Ist das jetzt noch LGBTQIA-Zeug, frage ich mich. Und dass ich mich das frage, finde schon mal sehr gut. Ich bin erneut auf den Spuren des Vorwerks von Mariko Tamaki, diesmal lese ich „Laura Dean und wie sie immer wieder mit mir Schluss macht“, gerate aber anfangs ins Stolpern.
Kein Junge namens Freddy
Ein Junge namens Freddy schreibt aus dem Off an eine Ratgebertante, dass er in ein Mädchen namens Laura Dean verliebt ist, was offenbar sehr schwer ist. Laura Dean ist so eine junge Brünette, und Freddy ist so ein kurzhaariger Blonder, der sich ein bisschen arschmäßig benimmt, warum beklagt er sich denn dann? Und ziemlich schnell wird klar, dass ich da was nicht gecheckt habe: Freddy ist gar nicht der Junge, sondern die Brünette. Und der blonde Arschmäßige ist ebenfalls ein Mädchen, eben jene Laura Dean.

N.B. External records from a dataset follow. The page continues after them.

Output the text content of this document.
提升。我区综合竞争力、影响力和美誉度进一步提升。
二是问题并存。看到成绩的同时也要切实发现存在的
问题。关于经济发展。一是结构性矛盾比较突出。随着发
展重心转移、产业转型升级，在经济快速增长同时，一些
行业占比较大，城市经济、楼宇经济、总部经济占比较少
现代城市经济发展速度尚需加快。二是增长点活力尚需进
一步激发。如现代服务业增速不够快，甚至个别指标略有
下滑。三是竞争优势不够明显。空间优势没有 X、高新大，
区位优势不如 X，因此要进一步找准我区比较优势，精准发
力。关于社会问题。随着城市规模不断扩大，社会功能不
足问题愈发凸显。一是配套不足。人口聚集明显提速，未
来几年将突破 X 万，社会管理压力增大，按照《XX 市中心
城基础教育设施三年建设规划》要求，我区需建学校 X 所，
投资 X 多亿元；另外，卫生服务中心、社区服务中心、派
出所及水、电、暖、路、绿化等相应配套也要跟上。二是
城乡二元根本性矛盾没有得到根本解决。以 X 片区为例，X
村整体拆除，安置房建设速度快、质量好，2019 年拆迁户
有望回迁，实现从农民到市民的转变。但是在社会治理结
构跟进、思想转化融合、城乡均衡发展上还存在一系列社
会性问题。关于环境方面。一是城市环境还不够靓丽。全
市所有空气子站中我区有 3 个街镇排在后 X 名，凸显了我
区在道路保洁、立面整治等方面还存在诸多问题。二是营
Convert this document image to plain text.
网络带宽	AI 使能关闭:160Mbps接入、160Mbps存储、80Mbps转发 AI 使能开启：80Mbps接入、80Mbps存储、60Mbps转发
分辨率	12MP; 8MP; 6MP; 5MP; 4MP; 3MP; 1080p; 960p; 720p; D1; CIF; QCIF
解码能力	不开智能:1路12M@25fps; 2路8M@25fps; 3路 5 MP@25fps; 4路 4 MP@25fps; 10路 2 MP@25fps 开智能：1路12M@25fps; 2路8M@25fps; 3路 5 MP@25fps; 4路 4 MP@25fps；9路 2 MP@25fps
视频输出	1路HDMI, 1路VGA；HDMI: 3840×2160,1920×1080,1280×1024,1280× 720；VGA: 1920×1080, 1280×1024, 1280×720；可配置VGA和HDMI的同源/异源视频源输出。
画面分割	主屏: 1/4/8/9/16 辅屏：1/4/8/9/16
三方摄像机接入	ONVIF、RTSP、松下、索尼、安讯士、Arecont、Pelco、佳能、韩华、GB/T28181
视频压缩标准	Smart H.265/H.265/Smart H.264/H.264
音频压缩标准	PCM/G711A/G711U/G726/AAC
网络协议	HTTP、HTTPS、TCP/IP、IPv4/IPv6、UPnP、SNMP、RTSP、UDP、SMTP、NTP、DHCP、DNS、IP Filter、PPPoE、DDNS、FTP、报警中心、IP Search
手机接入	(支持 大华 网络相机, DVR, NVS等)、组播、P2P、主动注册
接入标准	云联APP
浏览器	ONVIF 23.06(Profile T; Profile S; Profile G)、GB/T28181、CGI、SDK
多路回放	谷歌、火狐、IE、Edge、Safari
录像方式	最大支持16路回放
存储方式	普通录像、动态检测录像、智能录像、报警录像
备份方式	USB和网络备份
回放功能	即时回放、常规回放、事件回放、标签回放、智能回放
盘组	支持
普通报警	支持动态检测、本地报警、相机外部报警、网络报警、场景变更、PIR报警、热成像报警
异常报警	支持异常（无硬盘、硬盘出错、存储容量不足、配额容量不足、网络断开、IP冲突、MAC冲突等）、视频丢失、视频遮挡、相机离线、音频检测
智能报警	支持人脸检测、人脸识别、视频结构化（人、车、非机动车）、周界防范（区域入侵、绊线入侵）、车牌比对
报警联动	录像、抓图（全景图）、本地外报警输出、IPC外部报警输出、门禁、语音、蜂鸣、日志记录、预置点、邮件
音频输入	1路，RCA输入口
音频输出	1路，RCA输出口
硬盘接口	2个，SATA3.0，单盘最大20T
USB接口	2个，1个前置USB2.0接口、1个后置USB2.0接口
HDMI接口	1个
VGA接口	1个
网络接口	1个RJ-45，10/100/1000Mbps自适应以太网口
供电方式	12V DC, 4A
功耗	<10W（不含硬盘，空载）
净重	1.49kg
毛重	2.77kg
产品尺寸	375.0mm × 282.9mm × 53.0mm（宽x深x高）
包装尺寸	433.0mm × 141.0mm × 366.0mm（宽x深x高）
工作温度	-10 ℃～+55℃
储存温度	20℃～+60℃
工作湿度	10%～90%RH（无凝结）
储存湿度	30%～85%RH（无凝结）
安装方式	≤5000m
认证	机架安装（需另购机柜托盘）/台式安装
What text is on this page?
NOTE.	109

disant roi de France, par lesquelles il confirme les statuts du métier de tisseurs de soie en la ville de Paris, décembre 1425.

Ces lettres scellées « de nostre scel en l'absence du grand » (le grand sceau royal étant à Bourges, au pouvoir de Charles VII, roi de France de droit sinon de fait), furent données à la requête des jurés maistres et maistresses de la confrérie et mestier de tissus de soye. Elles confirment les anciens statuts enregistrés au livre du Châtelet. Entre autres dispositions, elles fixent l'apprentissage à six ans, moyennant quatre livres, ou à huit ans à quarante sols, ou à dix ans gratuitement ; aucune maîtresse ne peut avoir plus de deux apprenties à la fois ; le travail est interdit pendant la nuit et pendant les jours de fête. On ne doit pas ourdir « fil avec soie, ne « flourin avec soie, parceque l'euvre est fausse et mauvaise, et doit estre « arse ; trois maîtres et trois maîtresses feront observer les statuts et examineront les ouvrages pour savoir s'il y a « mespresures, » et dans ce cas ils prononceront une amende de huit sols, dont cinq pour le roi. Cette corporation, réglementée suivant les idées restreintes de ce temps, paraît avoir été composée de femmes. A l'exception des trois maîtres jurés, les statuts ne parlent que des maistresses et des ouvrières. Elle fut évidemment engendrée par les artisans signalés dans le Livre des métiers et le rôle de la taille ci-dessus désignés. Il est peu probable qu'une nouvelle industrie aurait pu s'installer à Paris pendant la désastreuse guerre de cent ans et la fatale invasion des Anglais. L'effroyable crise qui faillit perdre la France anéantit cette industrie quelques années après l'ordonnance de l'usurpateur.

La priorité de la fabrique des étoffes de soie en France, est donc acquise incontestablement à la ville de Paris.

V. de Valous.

Mein erster Gedanke, logisch, ist: „Warum sagt einem das denn keiner?“ Einfache Antwort: Weil hier jemand einfach mal mit der Lesberei nicht hausieren geht. Wozu auch: Freddys beste Freundin Doodle ist selbst lesbisch, und Heteros reden ja auch nicht dauernd darüber, dass sie hetero sind: Sie wissen's ja.
Ein ziemlicher Arsch

Sofort begreift man hingegen auch dank des Titels, dass Laura Dean ein ziemlicher Arsch ist. Sie benutzt Freddy nach Strich und Faden, lässt sie bei Langeweile als Pausenkasper antanzen und und bei jeder besseren oder mittelmäßigen Gelegenheit sitzen. Und ansonsten sieht sie zu, dass sie dank ihres Schulstar-Faktors möglichst bessere Gesellschaft findet oder mehr Bewunderer um sich schart, oder, oder, oder.
Wo reicht's?
Elegant gewählt ist, dass diese toxische Liebe keiner 30-Jährigen zustößt, sondern einem Mädchen, bei dem noch einige Stofftiere im Zimmer herumkugeln. Dem diese ganze Erotik-Sex-Liebes-Sache neu ist und das richtige Verhalten komplett rätselhaft. Das erst lernen muss: Was muss man eigentlich hinnehmen? Und wo darf’s einem dann auch mal reichen?
Flirtkampf: David gegen Goliath
Vieles an dieser Coming-of-age-Novel ist nicht neu, aber trotzdem rührend und vor allem spannend. Denn Laura Dean ist zwar nicht viel älter, dennoch so haushoch überlegen, dass man sich einfach auf Freddys Seite schlagen muss. Erfreulich ist auch, wie wurscht das Lesbenthema ist, obwohl es doch ständig präsent bleibt.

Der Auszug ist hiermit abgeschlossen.